Il ressort, par ailleurs, d’une jurisprudence constante de la Cour que la motivation d’un arrêt doit faire apparaître de façon claire et non équivoque le raisonnement du Tribunal, de manière à permettre aux intéressés de connaître les justifications de la décision prise et à la Cour d’exercer son contrôle juridictionnel (voir, notamment, arrêt du 20 janvier 2011, General Química e.a./Commission, C‑90/09 P, EU:C:2011:21, point 59 et jurisprudence citée).

84

En l’occurrence, l’absence de toute motivation à l’appui de la qualification de « violation suffisamment caractérisée » retenue par le Tribunal au point 269 de l’arrêt attaqué place la Cour dans l’impossibilité d’apprécier si, ainsi que le soutient en substance le Médiateur par son troisième moyen, le Tribunal a ou non commis une erreur de droit en retenant une telle qualification.

85

Une telle absence de motivation, qui relève de la violation des formes substantielles et entrave ainsi le contrôle juridictionnel de la Cour, constitue un moyen d’ordre public qui peut être soulevé d’office par celle-ci (voir, en ce sens, arrêts du 20 février 1997, Commission/Daffix, C‑166/95 P, EU:C:1997:73, point 24, ainsi que du 28 janvier 2016, Quimitécnica.com et de Mello/Commission, C‑415/14 P, non publié, EU:C:2016:58, point 57 et jurisprudence citée).

86

Dans ces conditions, le troisième moyen du Médiateur doit être accueilli.

Sur le quatrième moyen

Argumentation des parties

87

Le Médiateur soutient que le Tribunal a commis une erreur de droit en qualifiant, au point 290 de l’arrêt attaqué, qui plus est sans aucune explication, de « préjudice moral » l’atteinte à la confiance d’une plaignante dans l’office du Médiateur engendrée par les erreurs commises par ce dernier.

88

Mme Staelen conteste l’existence de toute erreur de droit à cet égard.

Appréciation de la Cour

89

Il ressort du point 290 de l’arrêt attaqué que le préjudice moral dont le Tribunal a reconnu l’existence dans le chef de Mme Staelen tient, en l’occurrence, d’une part, à une perte de confiance de l’intéressée dans l’institution du Médiateur et, d’autre part, dans le sentiment ou la perception de celle-ci d’avoir perdu son temps ainsi que son énergie en relation avec la plainte dont elle a saisi ledit organe de l’Union.

90

Le quatrième moyen de pourvoi, qui critique l’arrêt attaqué en ce qui concerne la première composante de ce dommage moral, à savoir la perte de confiance dans l’institution du Médiateur, comporte deux branches.
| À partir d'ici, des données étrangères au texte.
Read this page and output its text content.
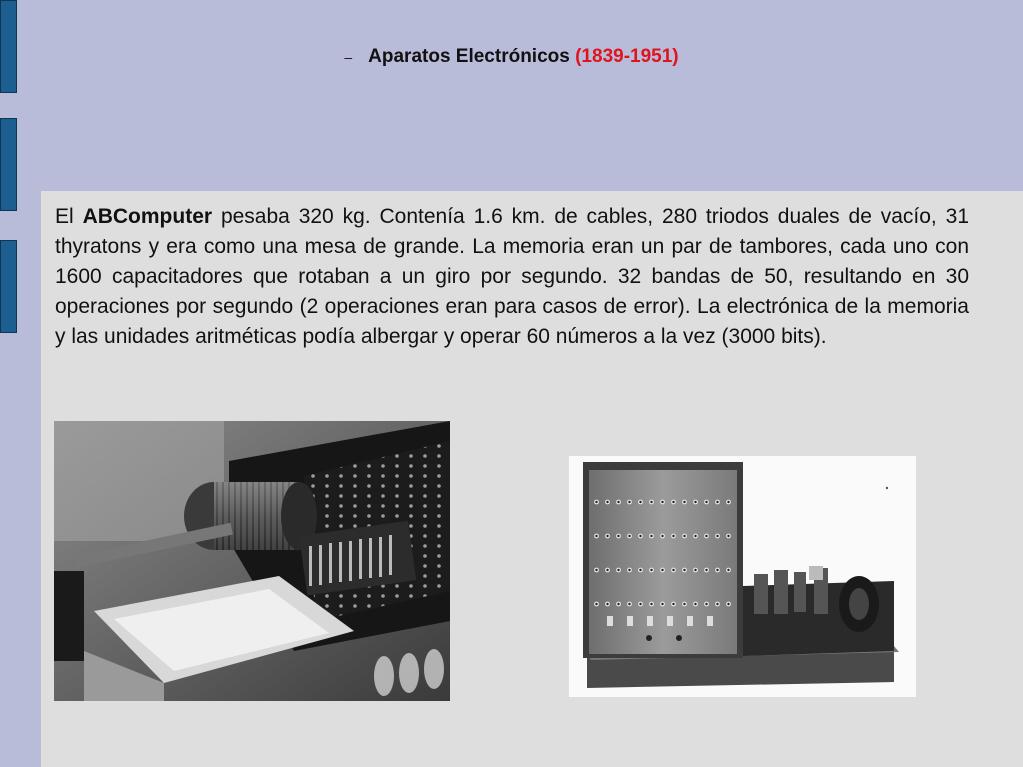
– Aparatos Electrónicos (1839-1951)
El ABComputer pesaba 320 kg. Contenía 1.6 km. de cables, 280 triodos duales de vacío, 31 thyratons y era como una mesa de grande. La memoria eran un par de tambores, cada uno con 1600 capacitadores que rotaban a un giro por segundo. 32 bandas de 50, resultando en 30 operaciones por segundo (2 operaciones eran para casos de error). La electrónica de la memoria y las unidades aritméticas podía albergar y operar 60 números a la vez (3000 bits).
Le Médiateur fait, tout à la fois, grief au Tribunal d’avoir qualifié, à tort, ladite composante de « dommage moral » et d’avoir retenu cette qualification sans aucune explication.

91

S’agissant de la première branche du moyen, il y a lieu de rappeler que, aux termes d’une jurisprudence constante de la Cour, le préjudice dont il est demandé réparation doit être réel et certain (voir, notamment, arrêts du 7 février 1990, Culin/Commission, C‑343/87, EU:C:1990:49, point 27 ; du 14 mai 1998, Conseil/de Nil et Impens, C‑259/96 P, EU:C:1998:224, point 23, ainsi que du 21 février 2008, Commission/Girardot, C‑348/06 P, EU:C:2008:107, point 54 et jurisprudence citée).

92

Il est, certes, indéniable que, compte tenu de la mission dont se trouve investi le Médiateur, la confiance des citoyens de l’Union dans sa capacité à mener des enquêtes approfondies et impartiales dans les cas allégués de mauvaise administration est essentielle. Ainsi que le souligne le considérant 2 de la décision 2008/587, une telle confiance est, du reste, également fondamentale pour que l’action du Médiateur soit couronnée de succès.

93

Toutefois, il importe de relever, d’une part, que de telles considérations valent, dans une très large mesure, également pour toute institution, tout organe ou organisme de l’Union appelé à se prononcer sur une demande individuelle, qu’il s’agisse d’une plainte, comme en l’occurrence, ou d’un recours, voire, plus généralement, de toute demande à l’égard de laquelle lesdits institutions, organes ou organismes se trouvent tenus de réserver une suite.

94

D’autre part, la perte de confiance éventuelle dans l’office du Médiateur pouvant résulter de comportements qu’il adopte dans le cadre de ses enquêtes est susceptible d’affecter, indifféremment, l’ensemble des personnes qui disposent du droit de le saisir, à tout moment, d’une plainte.

95

Il en résulte que le Tribunal a commis une erreur de droit en qualifiant la perte de confiance dans l’institution du Médiateur alléguée par Mme Staelen de préjudice moral réparable. Il s’ensuit que le quatrième moyen doit être accueilli en sa première branche, sans qu’il y ait lieu de se prononcer sur sa seconde branche.

Sur le cinquième moyen

96

Par son cinquième moyen, le Médiateur soutient que le Tribunal a commis une erreur de droit en jugeant, aux points 292 et 293 de l’arrêt attaqué, que l’illégalité commise par ledit organe dans le cadre de son enquête d’initiative a été la cause déterminante du préjudice moral encouru par Mme Staelen et tenant à une perte de confiance de celle-ci dans l’office du Médiateur.

97

Eu égard à la conclusion tirée au point 95 du présent arrêt, il n’est plus nécessaire de se prononcer sur ce cinquième moyen.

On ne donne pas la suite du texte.